General Motors continued its struggles, going back to its same old bag of tricks for another round of zero percent financing in a bid to spur cash- (and credit-) strapped consumers to take on yet more debt. The carmaker also will cut production of SUVs and pickup trucks for the second time in the last few weeks and increase the number of fuel-efficient cars it churns out.
The Wall Street Journal and Financial Times put the news on page one, while The New York Times drops it on C1. The Journal says it’s a move to fight the deep sales doldrums of the auto industry at a time when GM is about to fall to No. 2 in U.S. car sales to Toyota, an event that will be yet another reminder of its epic fall from domination. Just eight years ago, GM had 30 percent of that market, more than three times Toyota’s 9.3 percent, the WSJ reports. GM will offer up to six years of interest-free financing, though it’s raising 2009 prices by 3.5 percent.

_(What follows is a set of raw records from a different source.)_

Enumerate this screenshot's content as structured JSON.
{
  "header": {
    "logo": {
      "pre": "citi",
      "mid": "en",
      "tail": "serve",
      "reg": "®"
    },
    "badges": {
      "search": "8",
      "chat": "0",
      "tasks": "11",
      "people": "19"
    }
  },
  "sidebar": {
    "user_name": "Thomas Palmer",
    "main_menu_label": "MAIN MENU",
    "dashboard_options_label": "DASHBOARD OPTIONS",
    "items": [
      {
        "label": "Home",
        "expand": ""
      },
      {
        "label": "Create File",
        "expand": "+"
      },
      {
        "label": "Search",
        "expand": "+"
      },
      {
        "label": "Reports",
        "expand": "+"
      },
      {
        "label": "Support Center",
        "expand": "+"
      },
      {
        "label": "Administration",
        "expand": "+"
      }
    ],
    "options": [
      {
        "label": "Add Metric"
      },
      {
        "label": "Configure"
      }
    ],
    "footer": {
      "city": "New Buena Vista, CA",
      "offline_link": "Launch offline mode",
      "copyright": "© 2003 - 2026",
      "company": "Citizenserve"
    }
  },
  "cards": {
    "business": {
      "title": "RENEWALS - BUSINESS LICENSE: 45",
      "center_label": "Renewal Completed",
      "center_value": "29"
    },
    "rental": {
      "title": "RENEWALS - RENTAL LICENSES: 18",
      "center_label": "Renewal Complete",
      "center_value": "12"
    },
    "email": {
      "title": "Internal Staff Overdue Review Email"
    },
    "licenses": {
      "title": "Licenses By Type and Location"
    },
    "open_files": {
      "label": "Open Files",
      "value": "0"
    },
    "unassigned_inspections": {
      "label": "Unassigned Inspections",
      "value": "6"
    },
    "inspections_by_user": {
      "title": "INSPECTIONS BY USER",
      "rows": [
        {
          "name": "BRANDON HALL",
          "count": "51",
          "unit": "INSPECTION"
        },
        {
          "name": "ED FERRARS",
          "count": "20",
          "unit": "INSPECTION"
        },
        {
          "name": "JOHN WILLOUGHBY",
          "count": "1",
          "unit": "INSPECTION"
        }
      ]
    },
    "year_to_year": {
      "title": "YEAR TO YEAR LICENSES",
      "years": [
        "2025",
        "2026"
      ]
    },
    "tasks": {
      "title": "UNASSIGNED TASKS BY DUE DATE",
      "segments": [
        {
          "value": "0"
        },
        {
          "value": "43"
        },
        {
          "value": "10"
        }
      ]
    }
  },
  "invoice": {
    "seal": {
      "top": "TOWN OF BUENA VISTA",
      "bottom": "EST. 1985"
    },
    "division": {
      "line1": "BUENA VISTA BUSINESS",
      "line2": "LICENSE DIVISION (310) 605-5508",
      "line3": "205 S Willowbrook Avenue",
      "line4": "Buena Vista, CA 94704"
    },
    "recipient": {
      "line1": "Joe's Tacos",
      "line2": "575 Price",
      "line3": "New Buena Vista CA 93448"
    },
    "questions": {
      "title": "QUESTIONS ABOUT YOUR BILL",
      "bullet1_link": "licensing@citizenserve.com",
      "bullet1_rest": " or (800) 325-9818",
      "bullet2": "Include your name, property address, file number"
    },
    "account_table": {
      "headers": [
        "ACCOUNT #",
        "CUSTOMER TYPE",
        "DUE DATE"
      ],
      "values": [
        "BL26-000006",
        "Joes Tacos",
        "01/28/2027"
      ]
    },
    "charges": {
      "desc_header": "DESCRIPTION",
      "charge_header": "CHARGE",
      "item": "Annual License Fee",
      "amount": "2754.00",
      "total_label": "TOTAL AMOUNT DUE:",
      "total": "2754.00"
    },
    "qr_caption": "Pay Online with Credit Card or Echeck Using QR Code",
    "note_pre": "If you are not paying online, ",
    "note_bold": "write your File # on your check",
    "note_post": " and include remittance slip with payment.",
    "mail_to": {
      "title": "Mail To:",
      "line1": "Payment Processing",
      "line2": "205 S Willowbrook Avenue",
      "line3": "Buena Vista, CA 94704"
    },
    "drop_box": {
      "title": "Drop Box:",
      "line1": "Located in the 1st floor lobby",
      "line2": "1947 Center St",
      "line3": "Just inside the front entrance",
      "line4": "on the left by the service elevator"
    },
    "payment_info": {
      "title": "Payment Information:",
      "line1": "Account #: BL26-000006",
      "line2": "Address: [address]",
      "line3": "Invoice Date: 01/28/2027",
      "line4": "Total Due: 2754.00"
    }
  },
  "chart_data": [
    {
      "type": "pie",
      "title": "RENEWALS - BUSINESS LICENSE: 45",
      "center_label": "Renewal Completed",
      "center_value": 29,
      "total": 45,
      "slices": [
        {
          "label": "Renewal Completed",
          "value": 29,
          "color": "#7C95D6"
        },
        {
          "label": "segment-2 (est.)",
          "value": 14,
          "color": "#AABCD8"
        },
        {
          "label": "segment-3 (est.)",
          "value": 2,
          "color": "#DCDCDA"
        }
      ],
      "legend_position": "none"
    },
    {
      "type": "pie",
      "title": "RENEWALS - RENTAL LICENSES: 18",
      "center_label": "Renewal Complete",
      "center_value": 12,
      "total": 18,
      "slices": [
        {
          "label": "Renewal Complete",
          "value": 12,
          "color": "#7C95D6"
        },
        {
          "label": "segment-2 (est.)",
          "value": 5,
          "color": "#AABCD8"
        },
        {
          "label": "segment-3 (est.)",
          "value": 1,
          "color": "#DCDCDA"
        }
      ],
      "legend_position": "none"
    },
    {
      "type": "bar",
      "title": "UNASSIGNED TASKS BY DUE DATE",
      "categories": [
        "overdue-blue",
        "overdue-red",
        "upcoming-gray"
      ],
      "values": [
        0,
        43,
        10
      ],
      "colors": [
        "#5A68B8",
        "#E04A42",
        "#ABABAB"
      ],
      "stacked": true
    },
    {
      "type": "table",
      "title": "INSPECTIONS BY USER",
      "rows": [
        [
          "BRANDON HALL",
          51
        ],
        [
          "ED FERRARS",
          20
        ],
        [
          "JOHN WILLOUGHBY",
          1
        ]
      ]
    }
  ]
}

Sky-high gas prices have consumers shunning gas-guzzling vehicles, especially pickups and SUVs. The NYT says Ford’s F-150 is selling so poorly (having been the top vehicle for twenty-six years in a row, it’s now No. 5) that the company is delaying the 2009 model by two months so dealers have something of a chance to clear some of their 2008 inventory. Pickup sales are down 32 percent and SUV sales are down 42 percent from 2007, the FT says.
But consumers are losing wealth in the housing bust, worried about losing their jobs, and they just aren’t buying cars much, period. The Times quotes an analyst saying so far June has been the industry’s worst month in fifteen years and Bloomberg, in noting that even Toyota may have to cut its sales goals, says auto sales are down 8.5 percent this year, and The Detroit News says GM is down 17 percent. The Journal quotes GM’s marketing chief summing up why:
“Zero percent seems to work,” Mr. LaNeve said. He added that recent declines in the value of used trucks have left some customers driving vehicles worth less than is owed on them, making it hard for owners to trade them in on new models. “A lot of customers are out of equity, and zero percent helps [with] that issue,” he said.
The Journal says GM’s stock is near a thirty-three-year low, while a Los Angeles Times blog notes that the entire market value of the company (about $7.3 billion) is less than that of the video-game retailer GameStop.
Just how much trouble is GM in? The Journal looks at the credit-default swap market, which sells insurance to protect against default. It’s pricing in a 70 percent likelikhood of GM defaulting in the next five years.
100 percent financing lives on
The Journal takes a page-one look at how it’s still possible to get no-down-payment mortgages and what that might mean for the government-insured loans.
The Federal Housing Administration is trying to crack down on down-payment assistance plans offered by nonprofits, which funnel money from sellers to buyers to help them close deals. The FHA requires a puny 3 percent down payment, which is a hurdle someone ought to be able to clear in order to purchase a house, especially in a market where prices are declining in many areas. That can leave the buyer with no equity cushion, making them more likely to default and put taxpayers on the hook.
A Journal chart shows the difference it makes: Borrowers who get down-payment help from nonprofits are about three times more likely to be delinquent in the first two years of their loan. And it’s a big problem: Down-payment assistance helped close more than one-third of all FHA loans this year, up from fewer than 2 percent eight years ago.